Аббат Ро навещал его два-три раза в день. Шарль чувствовал, что ему он может доверять. Заметив раздраженное и ироничное выражение, появлявшееся на лице аббата всякий раз, когда настоятель заставлял в столовой молиться за Маршала, Шарль догадался, что аббат не разделяет общего мнения. Когда он садился к нему на постель и брал его руку, чтобы посчитать пульс, Шарль, казалось, полностью отдавал себя в его распоряжение. Он смотрел, как аббат следит за секундной стрелкой на часах, и эта минута молчания давала ему ни с чем не сравнимое ощущение покоя. Выразительное лицо аббата, густые брови, лоб, изрезанный глубокими морщинами, волоски, торчавшие у него из ноздрей и ушей, седеющие пряди густой, всегда растрепанной шевелюры, широкие плечи под сутаной, сильные жилистые руки напоминали Шарлю тех людей, которых он встречал вокруг Ла-Виль-Элу. Служил ли он обедню, произносил ли проповедь, он всегда делал это просто, без аффектации. Шарль всегда понимал то, что он говорит. На исповеди он слушал серьезно, не отводя глаз от взгляда Шарля. Задавая вопросы, он никогда не был груб, но сразу угадывал уязвимое место. Исповедуясь ему, Шарль чувствовал, что его уважают, слушают, стараются понять. А потому он отвечал всегда искренне, уверенный, что аббат никогда не использует против него услышанное на исповеди и уж тем более не употребит это во зло. Но можно ли сейчас рассказать ему о том воскресенье? Доверить ему тайну?

Аббат Ро отпустил его руку. «Ну что ж, ты и вправду пошел на поправку. Доктор считает, что с понедельника ты уже сможешь начать занятия. Ты уже чувствуешь себя покрепче?»

Шарль кивнул. Аббат встал и, внимательно глядя на него, сказал:

– Чем хуже все кругом, тем спокойнее ты должен быть. Невозможно сохранить мужество, если ты находишься в таком смятении. – Он помолчал, потом добавил, глядя прямо в глаза Шарлю, который тоже не сводил с него глаз. – Знай, что я верю в тебя, мой мальчик, – и вышел, оставив Шарля совершенно счастливым.

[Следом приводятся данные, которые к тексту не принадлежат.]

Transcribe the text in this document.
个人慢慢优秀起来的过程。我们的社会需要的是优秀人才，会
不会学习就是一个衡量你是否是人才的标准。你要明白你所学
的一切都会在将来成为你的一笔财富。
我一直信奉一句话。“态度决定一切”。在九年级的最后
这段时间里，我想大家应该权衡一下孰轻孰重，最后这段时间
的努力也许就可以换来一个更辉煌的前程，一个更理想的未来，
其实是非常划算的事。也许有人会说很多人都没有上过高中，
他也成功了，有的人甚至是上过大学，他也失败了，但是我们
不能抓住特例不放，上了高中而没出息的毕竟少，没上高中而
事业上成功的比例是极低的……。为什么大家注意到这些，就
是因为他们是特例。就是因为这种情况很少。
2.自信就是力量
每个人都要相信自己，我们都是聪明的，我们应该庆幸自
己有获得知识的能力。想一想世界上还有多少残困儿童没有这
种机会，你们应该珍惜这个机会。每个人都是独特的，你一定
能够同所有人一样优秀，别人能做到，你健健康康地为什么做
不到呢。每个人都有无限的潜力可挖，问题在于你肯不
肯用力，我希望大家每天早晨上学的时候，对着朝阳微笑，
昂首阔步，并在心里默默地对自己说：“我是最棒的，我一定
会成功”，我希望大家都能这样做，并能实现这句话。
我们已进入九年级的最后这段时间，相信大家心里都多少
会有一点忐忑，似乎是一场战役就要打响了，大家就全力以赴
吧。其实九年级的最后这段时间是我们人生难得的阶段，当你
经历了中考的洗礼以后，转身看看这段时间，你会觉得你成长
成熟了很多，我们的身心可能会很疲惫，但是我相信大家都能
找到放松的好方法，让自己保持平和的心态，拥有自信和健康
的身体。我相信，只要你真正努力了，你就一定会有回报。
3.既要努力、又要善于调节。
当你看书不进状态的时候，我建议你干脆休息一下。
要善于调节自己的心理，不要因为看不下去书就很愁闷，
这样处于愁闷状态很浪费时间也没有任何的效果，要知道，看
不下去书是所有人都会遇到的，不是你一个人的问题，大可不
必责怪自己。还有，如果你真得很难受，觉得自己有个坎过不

И на этот раз аббат сказал именно то, что нужно.

Шарль успокоился. Он был прав, думая, что с того момента, как он решил собственными глазами увидеть, что происходит в Ла-Виль-Элу, он вступил в борьбу. Аббат говорил с ним так, будто он это понял: «Чем хуже все кругом... быть мужественным, быть спокойным». Шарль повторял себе эти слова, как новые правила жизни. Как только он поправится, окрепнет, именно так он будет вести свою борьбу. Он был прав, что сохранил спокойствие в Ла-Виль-Элу. Значит, это было не от страха. До беседы с аббатом он совсем не был в этом уверен. Однако, если бы он побежал по лестнице, пытаясь добраться до своей комнаты, солдат мог бы подумать, что он испугался. Эта неосуществленная попытка не давала ему покоя, и он без конца возвращался к ней, так и не решив, было ли это проявлением мужества и не струсил ли он. А теперь слова аббата убедили его, что он был прав, не поддавшись этому порыву. Как после отпущения грехов в исповедальне, он испытывал облегчение, успокоение, избавление от тревоги и в то же время чувство ответственности, будто отныне у него в жизни было свое дело.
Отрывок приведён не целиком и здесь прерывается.